Vous connaissez le topo, elle se lance alors en croisade pour récupérer vaisseaux et pouvoirs, afin de vaincre le méchant culte corrompu qui massacre tout le monde sans discrimination. Derrière ce synopsis de départ somme toute classique se cachent quelques éléments originaux. Premièrement, l'aspect profondément mystique des dialogues et de l'histoire, la religiosité et la spiritualité de Nara tiennent une part importante de l'histoire, surtout lorsqu'elles sont mêlées à la culpabilité. On n'a pas l'occasion de jouer tous les jours un personnage avec un génocide sur la conscience. La chose est mise en avant via les dialogues avec d'autres personnages, ainsi qu'avec Forsaken, la conscience vindicative du vaisseau, mais aussi avec des visions des souvenirs laissés un peu partout sur le champ de bataille et des lieux témoins de drames. On a aussi droit aux pensées intérieures de Nara, dont le décalage avec ses propos est parfois un peu déroutant, ce qui fait un peu penser à Hellblade : Senua's Sacrifice par moment.

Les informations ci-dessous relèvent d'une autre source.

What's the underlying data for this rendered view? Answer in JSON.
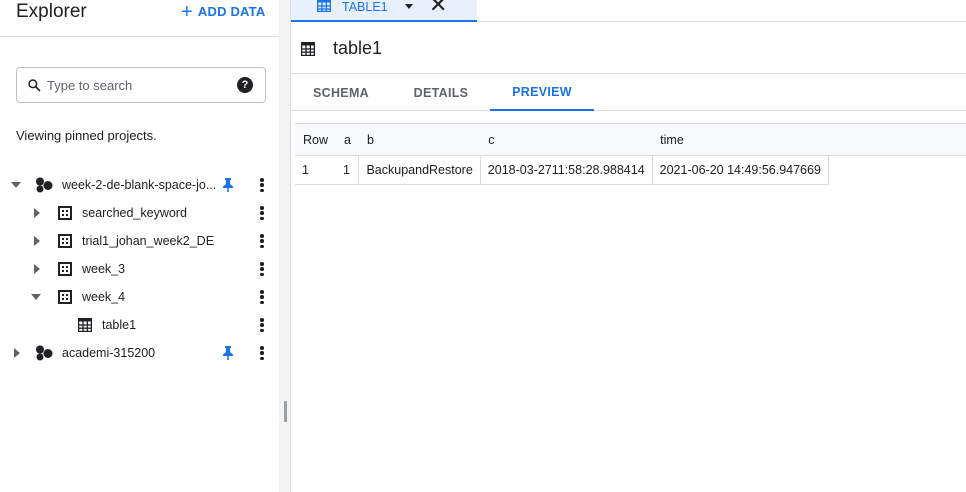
{
  "explorer": {
    "title": "Explorer",
    "add_data_label": "ADD DATA",
    "search_placeholder": "Type to search",
    "pinned_note": "Viewing pinned projects."
  },
  "tree": [
    {
      "label": "week-2-de-blank-space-jo...",
      "icon": "project-icon",
      "expanded": true,
      "pinned": true
    },
    {
      "label": "searched_keyword",
      "icon": "dataset-icon",
      "expanded": false
    },
    {
      "label": "trial1_johan_week2_DE",
      "icon": "dataset-icon",
      "expanded": false
    },
    {
      "label": "week_3",
      "icon": "dataset-icon",
      "expanded": false
    },
    {
      "label": "week_4",
      "icon": "dataset-icon",
      "expanded": true
    },
    {
      "label": "table1",
      "icon": "table-icon"
    },
    {
      "label": "academi-315200",
      "icon": "project-icon",
      "expanded": false,
      "pinned": true
    }
  ],
  "editor_tab": {
    "label": "TABLE1"
  },
  "table": {
    "title": "table1"
  },
  "subtabs": [
    "SCHEMA",
    "DETAILS",
    "PREVIEW"
  ],
  "active_subtab": "PREVIEW",
  "preview": {
    "columns": [
      "Row",
      "a",
      "b",
      "c",
      "time"
    ],
    "rows": [
      [
        "1",
        "1",
        "BackupandRestore",
        "2018-03-2711:58:28.988414",
        "2021-06-20 14:49:56.947669"
      ]
    ]
  },
  "colors": {
    "accent": "#1a73e8",
    "text": "#202124",
    "muted": "#5f6368",
    "border": "#dadce0"
  }
}
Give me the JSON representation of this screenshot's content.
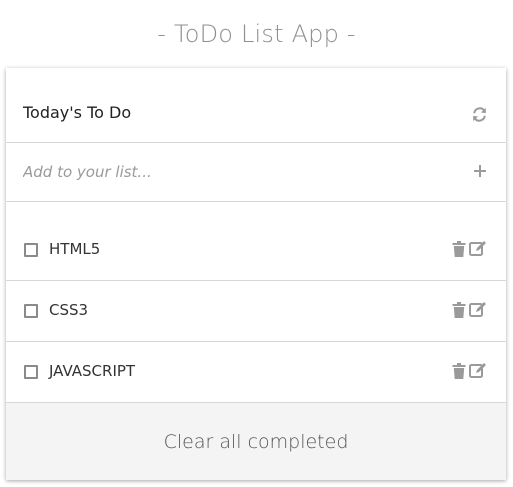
{
  "app": {
    "title": "- ToDo List App -"
  },
  "header": {
    "title": "Today's To Do",
    "refresh_icon": "refresh-icon"
  },
  "add": {
    "placeholder": "Add to your list...",
    "value": "",
    "add_icon": "plus-icon"
  },
  "items": [
    {
      "label": "HTML5",
      "checked": false
    },
    {
      "label": "CSS3",
      "checked": false
    },
    {
      "label": "JAVASCRIPT",
      "checked": false
    }
  ],
  "footer": {
    "clear_label": "Clear all completed"
  },
  "colors": {
    "title": "#8f8f8f",
    "icon": "#9a9a9a",
    "divider": "#d6d6d6",
    "footer_bg": "#f4f4f4"
  }
}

Ajoutez à tout cela des pouvoirs surnaturels issus du vide qu'elle doit apprendre à maîtriser, et une espèce alien d'une autre dimension qui érode la galaxie, les Sans-visages, et cela donne Chorus. Tout cela ne manque pas de faire penser à Control, mais depuis un vaisseau. Les nombreux dialogues et les beaux discours sur la nature humaine ne font néanmoins pas toujours mouche, loin s'en faut. Et il est un peu pénible de ne pas pouvoir passer le visionnage (souvent obligatoire) des souvenirs, qui vous privent du contrôle de votre vaisseau, ce qui casse un peu le rythme. Il y a aussi quelques opportunités manquées, avec des choix moraux à faire dans quelques-unes des premières missions du jeu, mais leur impact est très limité sur l'histoire. Par la suite, ils disparaissent complètement, et le seul choix offert est de réaliser ou non des quêtes optionnelles.
New type vs. noobs
En termes de gameplay, Chorus est aux antipodes d'une simulation spatiale. Le jeu dont il se rapproche le plus, à la fois graphiquement et en termes de gameplay est sans aucun doute Everspace, auquel on retire l'aspect rogue-like. On pourrait aussi le comparer à Strike Suit Zero. Vous contrôlez votre vaisseau en vue à la troisième personne, avec une caméra assez lointaine pour le genre. La vue depuis le cockpit n'est pas une option, elle serait probablement injouable. Les environnements sont vraiment très denses par moments, y compris sur les boss, avec de véritables parcours d'obstacles, ce qui serait un véritable cauchemar à naviguer sans visualiser clairement la position de son vaisseau. La gestion des pouvoirs demande aussi d'avoir du recul, et même avec ça, les crashes dans le décor seront de loin votre première source de décès. Les affrontements contre les chasseurs ennemis ainsi que les vaisseaux capitaux sont livrés d'une manière très différente de ce qu'on peut voir dans un Wing-Commander ou un X-Wing, Nara et Forsaken rivalisent avec une flotte à eux seuls. Oubliez les grands tournants nécessaires pour manœuvrer, car tel un Joy-con, Forsaken est capable de drifter, ce qui lui permet de réaliser des tournants incroyablement serrés ou de mitrailler ses adversaires dans n'importe quelle direction tout en gardant sa trajectoire, et donc de prendre facilement l'avantage lors des combats. C'est aussi une technique vitale lors de l'exploration des temples labyrinthiques.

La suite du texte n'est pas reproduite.